Particular à atenção ao aborto mais tarde, na gravidez, eu exortaria a todos a exercitarem mais compaixão. É importante reconhecer que simplesmente não podemos conhecer as circunstâncias de cada gravidez ou o desafio de tomar decisões quando as coisas correm terrivelmente mal.
O aborto mais tarde na gravidez não é usado como uma alternativa para o parto de mulheres saudáveis em gravidezes viáveis e a termo. Além disso, é insensível sugerir que mulheres saudáveis com gravidezes viáveis a termo mudem abruptamente de idéia e busquem a atenção ao aborto como solução.
CNN: Quais você acha que são os maiores mal-entendidos sobre este tópico?
Conti: A maioria das mulheres que fazem abortos já são mães e estão tomando as decisões que sabem ser melhores para seus outros filhos e suas famílias.

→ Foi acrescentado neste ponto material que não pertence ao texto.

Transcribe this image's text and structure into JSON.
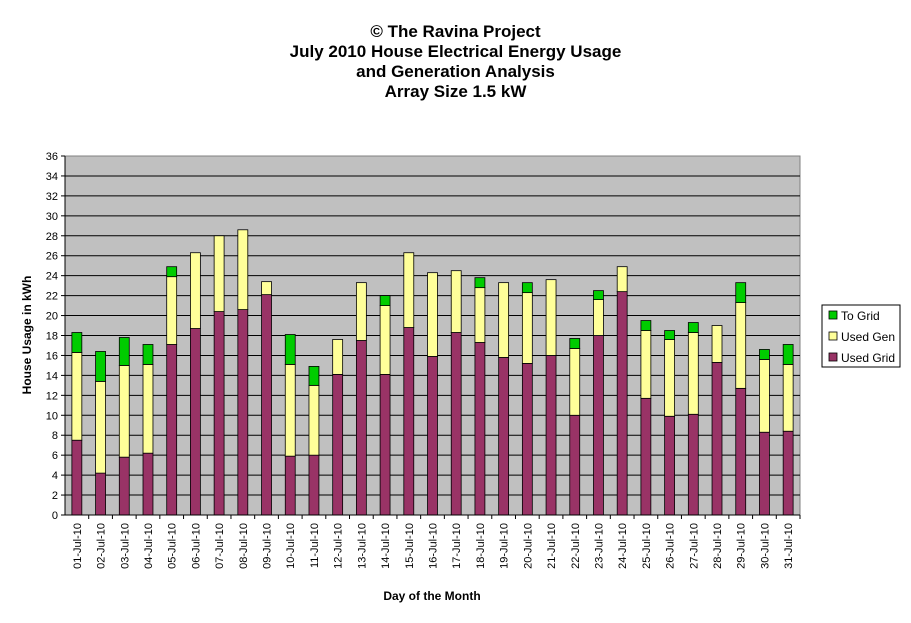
{
  "title_lines": [
    "© The Ravina Project",
    "July 2010 House Electrical Energy Usage",
    "and Generation Analysis",
    "Array Size 1.5 kW"
  ],
  "chart_data": {
    "type": "bar",
    "stacked": true,
    "xlabel": "Day of the Month",
    "ylabel": "House Usage in kWh",
    "ylim": [
      0,
      36
    ],
    "ytick_step": 2,
    "grid": true,
    "legend_position": "right",
    "categories": [
      "01-Jul-10",
      "02-Jul-10",
      "03-Jul-10",
      "04-Jul-10",
      "05-Jul-10",
      "06-Jul-10",
      "07-Jul-10",
      "08-Jul-10",
      "09-Jul-10",
      "10-Jul-10",
      "11-Jul-10",
      "12-Jul-10",
      "13-Jul-10",
      "14-Jul-10",
      "15-Jul-10",
      "16-Jul-10",
      "17-Jul-10",
      "18-Jul-10",
      "19-Jul-10",
      "20-Jul-10",
      "21-Jul-10",
      "22-Jul-10",
      "23-Jul-10",
      "24-Jul-10",
      "25-Jul-10",
      "26-Jul-10",
      "27-Jul-10",
      "28-Jul-10",
      "29-Jul-10",
      "30-Jul-10",
      "31-Jul-10"
    ],
    "series": [
      {
        "name": "Used Grid",
        "color": "#993366",
        "values": [
          7.5,
          4.2,
          5.8,
          6.2,
          17.1,
          18.7,
          20.4,
          20.6,
          22.1,
          5.9,
          6.0,
          14.1,
          17.5,
          14.1,
          18.8,
          15.9,
          18.3,
          17.3,
          15.8,
          15.2,
          16.0,
          10.0,
          18.0,
          22.4,
          11.7,
          9.9,
          10.1,
          15.3,
          12.7,
          8.3,
          8.4
        ]
      },
      {
        "name": "Used Gen",
        "color": "#FFFF99",
        "values": [
          8.8,
          9.2,
          9.2,
          8.9,
          6.8,
          7.6,
          7.6,
          8.0,
          1.3,
          9.2,
          7.0,
          3.5,
          5.8,
          6.9,
          7.5,
          8.4,
          6.2,
          5.5,
          7.5,
          7.1,
          7.6,
          6.7,
          3.6,
          2.5,
          6.8,
          7.7,
          8.2,
          3.7,
          8.6,
          7.3,
          6.7
        ]
      },
      {
        "name": "To Grid",
        "color": "#00CC00",
        "values": [
          2.0,
          3.0,
          2.8,
          2.0,
          1.0,
          0.0,
          0.0,
          0.0,
          0.0,
          3.0,
          1.9,
          0.0,
          0.0,
          1.0,
          0.0,
          0.0,
          0.0,
          1.0,
          0.0,
          1.0,
          0.0,
          1.0,
          0.9,
          0.0,
          1.0,
          0.9,
          1.0,
          0.0,
          2.0,
          1.0,
          2.0
        ]
      }
    ]
  }
}
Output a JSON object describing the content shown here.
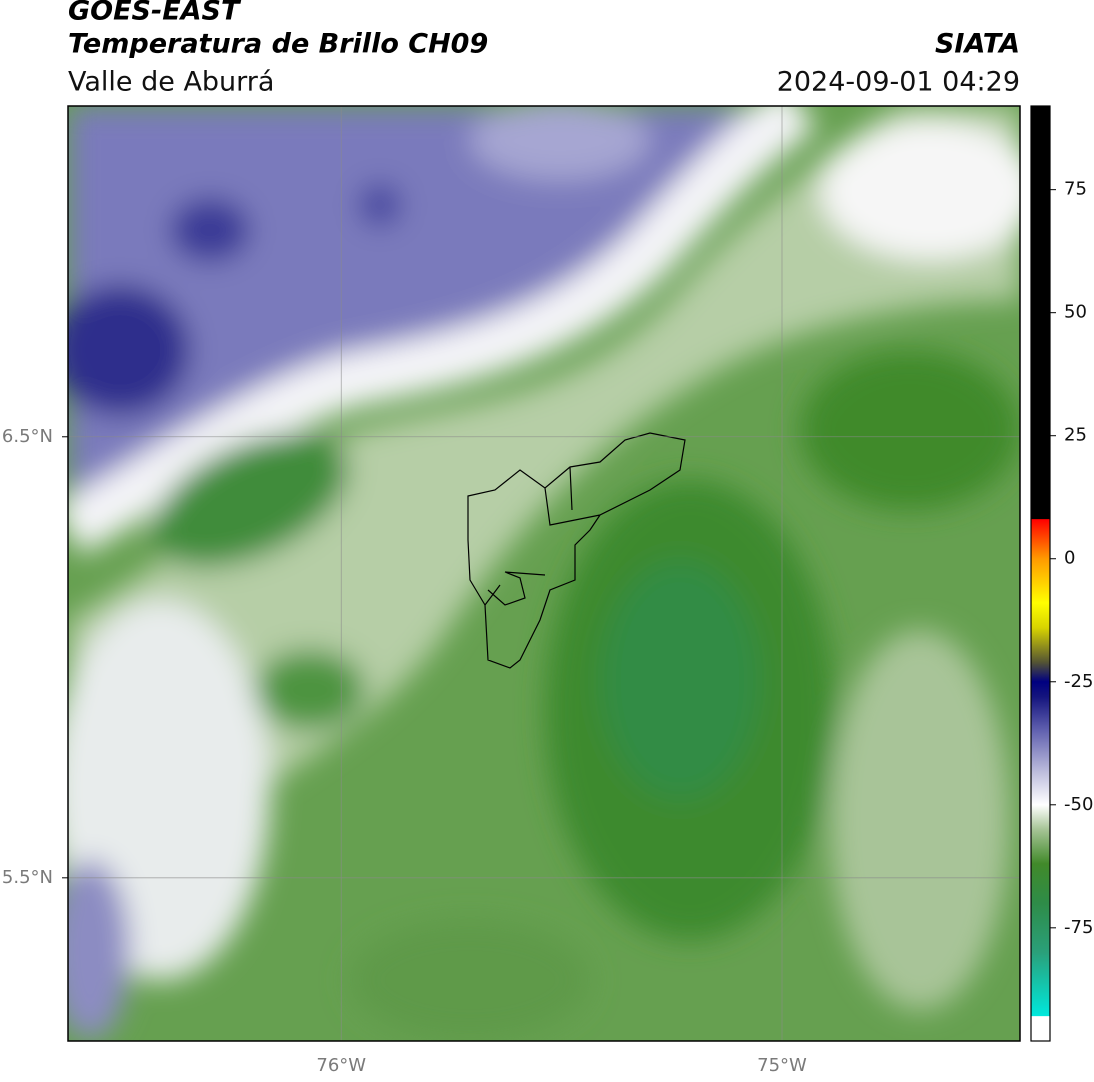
{
  "header": {
    "title": "GOES-EAST",
    "subtitle": "Temperatura de Brillo CH09",
    "region": "Valle de Aburrá",
    "source": "SIATA",
    "datetime": "2024-09-01 04:29"
  },
  "map": {
    "xlim": [
      -76.62,
      -74.46
    ],
    "ylim": [
      5.13,
      7.25
    ],
    "xticks": [
      {
        "value": -76,
        "label": "76°W"
      },
      {
        "value": -75,
        "label": "75°W"
      }
    ],
    "yticks": [
      {
        "value": 5.5,
        "label": "5.5°N"
      },
      {
        "value": 6.5,
        "label": "6.5°N"
      }
    ],
    "grid": true
  },
  "colorbar": {
    "lim": [
      -98,
      92
    ],
    "ticks": [
      -75,
      -50,
      -25,
      0,
      25,
      50,
      75
    ],
    "colormap": [
      {
        "value": -98,
        "color": "#ffffff"
      },
      {
        "value": -93,
        "color": "#ffffff"
      },
      {
        "value": -92.9,
        "color": "#00e8dc"
      },
      {
        "value": -80,
        "color": "#2aa07a"
      },
      {
        "value": -70,
        "color": "#2e8c48"
      },
      {
        "value": -62,
        "color": "#418a2a"
      },
      {
        "value": -55,
        "color": "#a6c496"
      },
      {
        "value": -50,
        "color": "#ffffff"
      },
      {
        "value": -44,
        "color": "#c4c4e0"
      },
      {
        "value": -35,
        "color": "#6262b0"
      },
      {
        "value": -28,
        "color": "#14147e"
      },
      {
        "value": -25,
        "color": "#000080"
      },
      {
        "value": -21,
        "color": "#555533"
      },
      {
        "value": -14,
        "color": "#d8d400"
      },
      {
        "value": -9,
        "color": "#ffff00"
      },
      {
        "value": 0,
        "color": "#ff9a00"
      },
      {
        "value": 8,
        "color": "#ff0000"
      },
      {
        "value": 8.1,
        "color": "#000000"
      },
      {
        "value": 92,
        "color": "#000000"
      }
    ]
  }
}
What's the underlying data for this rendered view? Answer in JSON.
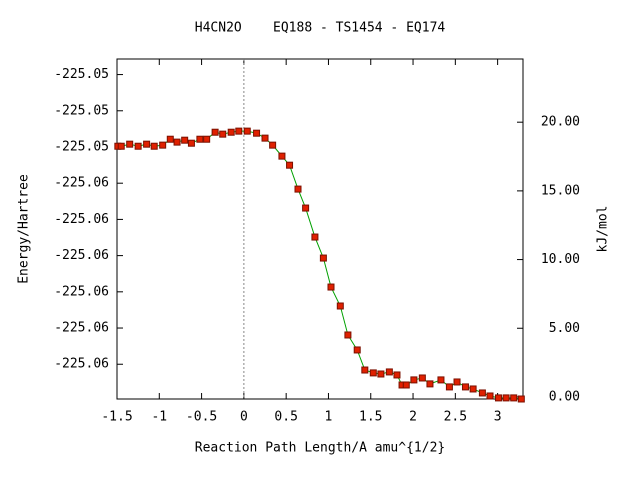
{
  "chart_data": {
    "type": "line",
    "title": "H4CN2O    EQ188 - TS1454 - EQ174",
    "xlabel": "Reaction Path Length/A amu^{1/2}",
    "ylabel": "Energy/Hartree",
    "y2label": "kJ/mol",
    "xlim": [
      -1.5,
      3.3
    ],
    "xticks": [
      -1.5,
      -1,
      -0.5,
      0,
      0.5,
      1,
      1.5,
      2,
      2.5,
      3
    ],
    "ylim": [
      -225.06096,
      -225.05157
    ],
    "yticks": [
      {
        "value": -225.052,
        "label": "-225.05"
      },
      {
        "value": -225.053,
        "label": "-225.05"
      },
      {
        "value": -225.054,
        "label": "-225.05"
      },
      {
        "value": -225.055,
        "label": "-225.06"
      },
      {
        "value": -225.056,
        "label": "-225.06"
      },
      {
        "value": -225.057,
        "label": "-225.06"
      },
      {
        "value": -225.058,
        "label": "-225.06"
      },
      {
        "value": -225.059,
        "label": "-225.06"
      },
      {
        "value": -225.06,
        "label": "-225.06"
      }
    ],
    "y2lim": [
      -0.15,
      24.6
    ],
    "y2ticks": [
      {
        "value": 0,
        "label": "0.00"
      },
      {
        "value": 5,
        "label": "5.00"
      },
      {
        "value": 10,
        "label": "10.00"
      },
      {
        "value": 15,
        "label": "15.00"
      },
      {
        "value": 20,
        "label": "20.00"
      }
    ],
    "reference_line_x": 0,
    "series": [
      {
        "axis": "y2",
        "color": "#00a000",
        "marker_color": "#e02000",
        "x": [
          -1.49,
          -1.45,
          -1.35,
          -1.25,
          -1.15,
          -1.06,
          -0.96,
          -0.87,
          -0.79,
          -0.7,
          -0.62,
          -0.52,
          -0.44,
          -0.34,
          -0.25,
          -0.15,
          -0.06,
          0.04,
          0.15,
          0.25,
          0.34,
          0.45,
          0.54,
          0.64,
          0.73,
          0.84,
          0.94,
          1.03,
          1.14,
          1.23,
          1.34,
          1.43,
          1.53,
          1.62,
          1.72,
          1.81,
          1.87,
          1.92,
          2.01,
          2.11,
          2.2,
          2.33,
          2.43,
          2.52,
          2.62,
          2.71,
          2.82,
          2.91,
          3.01,
          3.1,
          3.19,
          3.28
        ],
        "values": [
          18.25,
          18.25,
          18.4,
          18.25,
          18.4,
          18.25,
          18.33,
          18.76,
          18.55,
          18.69,
          18.47,
          18.76,
          18.76,
          19.27,
          19.13,
          19.27,
          19.35,
          19.35,
          19.2,
          18.84,
          18.33,
          17.53,
          16.87,
          15.13,
          13.75,
          11.64,
          10.11,
          8.0,
          6.62,
          4.51,
          3.42,
          1.96,
          1.75,
          1.67,
          1.82,
          1.6,
          0.87,
          0.87,
          1.24,
          1.38,
          0.95,
          1.24,
          0.73,
          1.09,
          0.73,
          0.58,
          0.29,
          0.07,
          -0.07,
          -0.07,
          -0.07,
          -0.15
        ]
      }
    ]
  }
}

Uma em cada quatro mulheres fará um aborto até os 45 anos, o que significa que muito provavelmente, você conhece ou ama alguém que fez um aborto. Se você não tem conhecimento deles, é provável que seja porque seu julgamento externo está isolando essas pessoas em sua vida.
Como alguém que costumava se identificar como anti-escolha, eu posso atestar que o maior mal-entendido sobre o aborto é a estrutura dos hipotéticos vs. a realidade. Todas as gravidezes implicam riscos, mas algumas muito mais do que outras, e é função da paciente pesar os riscos e benefícios em todas as decisões médicas. Não os políticos. Não os jornalistas. Não estranhos no Twitter.
As hipotéticas líderes mostram desprezo e desprezo pelas pessoas que fizeram um aborto mais tarde na gravidez. As pessoas que abortaram merecem empatia e compreensão, não julgamento.